Somehow, miraculously, I’ve found my reading groove again. I was something like 11 books behind schedule in my Goodreads challenge (which I intentionally did not make very ambitious this year, as I knew this would be a riotously busy year for me); but, I’ve managed to bring that up to being just TWO books behind schedule (and I’m currently reading 3 – so there!)
Anyhow, here are some thoughts on a few of those recent reads:
I really wanted to love this book. Or at least like it? The good news, I suppose, is that I didn’t hate it. At no point, however, did I feel much attachment to the story or its characters. It was a struggle to get through it. I’ve never been a “DNF” kind of person; even those books that I actually have not finished sit somewhere in a box with bookmarks still in them. Call it some kind of compulsion, I guess. The main character, Reeve, is a 60-something-year-old gay man who has been brutally assaulted by a young trick he picked up at a bar. The majority of the story unfolds in flashback while Reeve recovers in the hospital. There’s some interesting history of the Lavender Scare/McCarthyism and its purge of homosexuals and “communists” from educational, governmental, and entertainment industries, among others. Interesting thoughts on friendships, family, bigotry, and self-loathing. All said and done, though, I found the pace slow and the story bland; nevertheless, it is also subtly moving and all too human in its consideration of aging, loneliness, and desire. Despite the fact that I was not a fan of this novel, I appreciate Merlis’s perspective and his style. I’m really looking forward to reading another of his, An Arrow in Flight, which I think might be more to my tastes. Final Verdict: 3 out of 5.

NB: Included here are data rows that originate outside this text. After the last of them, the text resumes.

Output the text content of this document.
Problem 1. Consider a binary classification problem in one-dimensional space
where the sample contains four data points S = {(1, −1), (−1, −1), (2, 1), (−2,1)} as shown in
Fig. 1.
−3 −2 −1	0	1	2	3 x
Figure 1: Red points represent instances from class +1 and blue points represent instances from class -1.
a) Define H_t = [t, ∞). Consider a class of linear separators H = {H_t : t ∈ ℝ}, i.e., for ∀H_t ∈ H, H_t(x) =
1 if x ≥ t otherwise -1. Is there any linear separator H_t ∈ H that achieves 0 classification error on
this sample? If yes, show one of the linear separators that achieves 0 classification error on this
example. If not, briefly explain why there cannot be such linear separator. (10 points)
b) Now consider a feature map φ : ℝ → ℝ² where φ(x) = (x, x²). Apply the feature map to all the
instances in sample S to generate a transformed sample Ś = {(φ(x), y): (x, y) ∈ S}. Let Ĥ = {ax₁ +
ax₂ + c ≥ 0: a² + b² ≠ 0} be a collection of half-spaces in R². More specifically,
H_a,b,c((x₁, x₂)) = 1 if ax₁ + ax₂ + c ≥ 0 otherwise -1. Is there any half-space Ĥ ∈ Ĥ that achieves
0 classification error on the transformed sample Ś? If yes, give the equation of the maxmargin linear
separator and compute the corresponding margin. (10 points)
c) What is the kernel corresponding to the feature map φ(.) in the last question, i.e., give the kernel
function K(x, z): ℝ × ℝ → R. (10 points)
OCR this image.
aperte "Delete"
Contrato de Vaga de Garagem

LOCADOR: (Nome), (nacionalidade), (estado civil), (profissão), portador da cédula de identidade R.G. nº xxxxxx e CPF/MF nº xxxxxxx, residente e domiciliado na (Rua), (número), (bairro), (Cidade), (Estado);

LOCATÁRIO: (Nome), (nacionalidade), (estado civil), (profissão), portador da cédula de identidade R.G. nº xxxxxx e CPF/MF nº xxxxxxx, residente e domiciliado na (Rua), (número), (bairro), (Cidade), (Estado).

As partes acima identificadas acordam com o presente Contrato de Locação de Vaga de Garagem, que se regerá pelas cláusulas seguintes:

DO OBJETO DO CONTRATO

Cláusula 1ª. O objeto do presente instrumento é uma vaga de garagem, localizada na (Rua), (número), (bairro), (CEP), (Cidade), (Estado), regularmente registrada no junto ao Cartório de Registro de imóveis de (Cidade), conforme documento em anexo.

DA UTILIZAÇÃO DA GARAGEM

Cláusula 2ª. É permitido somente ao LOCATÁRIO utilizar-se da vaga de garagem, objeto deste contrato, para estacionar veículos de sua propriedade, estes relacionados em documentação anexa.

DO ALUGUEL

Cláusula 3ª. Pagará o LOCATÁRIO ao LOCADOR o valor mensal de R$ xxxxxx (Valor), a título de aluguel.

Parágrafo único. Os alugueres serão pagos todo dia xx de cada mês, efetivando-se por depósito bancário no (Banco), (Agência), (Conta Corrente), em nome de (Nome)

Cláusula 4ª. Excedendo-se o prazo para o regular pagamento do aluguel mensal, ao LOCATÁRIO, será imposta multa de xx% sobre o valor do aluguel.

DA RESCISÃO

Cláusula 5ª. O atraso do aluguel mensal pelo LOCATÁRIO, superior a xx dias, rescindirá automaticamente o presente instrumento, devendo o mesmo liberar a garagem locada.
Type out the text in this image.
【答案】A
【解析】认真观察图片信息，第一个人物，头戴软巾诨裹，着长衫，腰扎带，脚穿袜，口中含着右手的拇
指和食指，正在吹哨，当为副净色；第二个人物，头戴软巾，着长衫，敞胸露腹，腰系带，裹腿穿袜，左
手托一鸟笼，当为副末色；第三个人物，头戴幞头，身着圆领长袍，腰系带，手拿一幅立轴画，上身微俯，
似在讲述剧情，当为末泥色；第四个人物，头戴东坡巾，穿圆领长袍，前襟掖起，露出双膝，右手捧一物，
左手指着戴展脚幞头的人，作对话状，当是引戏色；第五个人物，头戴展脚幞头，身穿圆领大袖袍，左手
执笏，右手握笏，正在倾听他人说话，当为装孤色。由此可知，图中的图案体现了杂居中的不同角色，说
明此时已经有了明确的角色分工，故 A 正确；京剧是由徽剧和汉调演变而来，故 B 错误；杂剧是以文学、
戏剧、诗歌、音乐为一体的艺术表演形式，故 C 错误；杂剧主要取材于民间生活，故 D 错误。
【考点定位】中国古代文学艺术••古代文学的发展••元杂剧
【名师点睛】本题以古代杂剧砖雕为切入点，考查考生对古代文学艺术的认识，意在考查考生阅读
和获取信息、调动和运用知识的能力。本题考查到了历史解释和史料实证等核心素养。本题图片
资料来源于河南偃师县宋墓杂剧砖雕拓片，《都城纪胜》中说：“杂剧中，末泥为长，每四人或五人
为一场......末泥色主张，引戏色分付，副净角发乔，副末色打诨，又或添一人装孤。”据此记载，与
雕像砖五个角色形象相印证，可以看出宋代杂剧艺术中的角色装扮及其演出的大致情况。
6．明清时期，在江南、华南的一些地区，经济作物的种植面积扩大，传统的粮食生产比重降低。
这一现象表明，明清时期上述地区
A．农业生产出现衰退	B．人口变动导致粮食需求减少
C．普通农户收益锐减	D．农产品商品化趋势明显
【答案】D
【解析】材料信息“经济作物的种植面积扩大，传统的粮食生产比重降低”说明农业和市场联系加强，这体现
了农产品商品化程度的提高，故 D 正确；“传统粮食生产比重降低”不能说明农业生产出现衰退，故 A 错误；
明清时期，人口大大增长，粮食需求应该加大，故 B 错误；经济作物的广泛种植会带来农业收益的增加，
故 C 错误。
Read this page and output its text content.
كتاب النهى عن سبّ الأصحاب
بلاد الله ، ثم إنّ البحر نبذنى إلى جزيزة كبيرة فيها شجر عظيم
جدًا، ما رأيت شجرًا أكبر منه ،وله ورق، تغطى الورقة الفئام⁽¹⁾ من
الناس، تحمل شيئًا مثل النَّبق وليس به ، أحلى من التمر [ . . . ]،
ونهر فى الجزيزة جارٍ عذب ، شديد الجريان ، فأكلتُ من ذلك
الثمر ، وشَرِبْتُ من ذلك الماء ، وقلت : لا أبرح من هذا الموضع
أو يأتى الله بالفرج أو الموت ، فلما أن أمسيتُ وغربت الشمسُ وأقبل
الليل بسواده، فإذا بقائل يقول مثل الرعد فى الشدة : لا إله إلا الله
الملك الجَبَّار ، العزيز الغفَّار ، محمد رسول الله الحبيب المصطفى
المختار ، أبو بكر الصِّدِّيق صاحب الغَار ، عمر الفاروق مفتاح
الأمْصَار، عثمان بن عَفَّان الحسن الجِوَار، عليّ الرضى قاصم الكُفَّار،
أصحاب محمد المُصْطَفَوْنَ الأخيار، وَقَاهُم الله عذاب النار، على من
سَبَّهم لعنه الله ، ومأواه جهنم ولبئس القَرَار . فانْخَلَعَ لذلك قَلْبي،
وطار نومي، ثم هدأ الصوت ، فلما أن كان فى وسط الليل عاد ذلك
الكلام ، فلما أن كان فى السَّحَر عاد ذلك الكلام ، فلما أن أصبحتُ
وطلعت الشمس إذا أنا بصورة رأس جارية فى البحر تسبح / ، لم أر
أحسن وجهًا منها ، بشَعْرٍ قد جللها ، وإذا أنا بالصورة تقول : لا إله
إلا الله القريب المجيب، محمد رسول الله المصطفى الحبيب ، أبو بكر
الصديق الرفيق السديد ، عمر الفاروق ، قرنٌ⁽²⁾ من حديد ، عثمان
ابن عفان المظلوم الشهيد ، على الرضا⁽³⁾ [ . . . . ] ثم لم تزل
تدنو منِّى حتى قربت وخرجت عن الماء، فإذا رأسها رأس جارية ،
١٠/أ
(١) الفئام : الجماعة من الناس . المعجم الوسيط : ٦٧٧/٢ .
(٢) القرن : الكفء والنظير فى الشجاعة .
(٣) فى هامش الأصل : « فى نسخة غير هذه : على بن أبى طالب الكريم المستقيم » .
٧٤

Wharton’s House of Mirth was the Classic Book-a-Month Club’s selection for March. Now, I run the CBAM and am in charge of choosing the books. I selected this one because, well, it’s a Wharton I’ve never read and that everyone seems to love. Unfortunately, I felt about this one the way I was feeling about Middlemarch. I just couldn’t connect to it, or care much about it. Now, I’m looking at the list of books I’m briefly “reviewing” here in this post and noticing something similar: I read them around the same time, spring, and didn’t really enjoy any of them, although many people seem to love them. So, if I’m being fair, I think I should consider that I just wasn’t in much of a reading mood for a few months earlier this year? I am normally a sucker for this kind of story. A “dark view of society, the somber economics of marriage, and the powerlessness of the unwedded woman in the 1870s”? Sign me up! (I know that sounds weird, but I love a good critique of class and high society). That being said, I just couldn’t come around to empathizing with Lily Bart. I felt that she had so many opportunities to improve her situation, but didn’t. I suppose part of the point of this story is that she does indeed make one bad choice right after another, and hence the tragedy of her life. Still, even a tragic hero is one we want to root for, isn’t it? Of course, some of the criticism rests at the feet of her snobbish and unforgiving community. Wharton does a wonderful job of leveling those criticisms, but I much prefered her Age of Innocence, or even Ethan Frome. Final Verdict: 3.0 out of 5.0.
I begin to worry that I’m setting myself up for a barrage of hate mail (hate comments?) on this particular set of musings. Oh well. This is the second Gaiman novel I’ve read. The first was Stardust, which I read years ago. I didn’t really enjoy Stardust, and I didn’t really enjoy this one. Something strange happens when I read a Gaiman novel. I see its potential. I see the potential in his imagination, his world-building, his characters, all of it. I brace myself for a pretty groovy ride. And then everything fizzles out and I feel like I’ve been ripped off. The whole concept of American Gods, a battle between the worlds oldest deities, of all types, and the new “false” gods of technology, is so fascinating. Shadow was actually a fascinating protagonist, a non-hero who just sort of falls in with an old god, named Wednesday, who needs help. Shadow becomes a sort of participant-observer in some pretty intense, behind-the-scenes, nasty god business. There are moments, which I won’t give away, that are kind of stunning. But most of the book just seems to, I don’t know, “go on.” I feel it building toward something, and then the something happens, and it’s disappointing and kind of pointless. Funny enough, though, I still want to watch the television adaptation, because I think it might be cool. Final Verdict: 3 out of 5.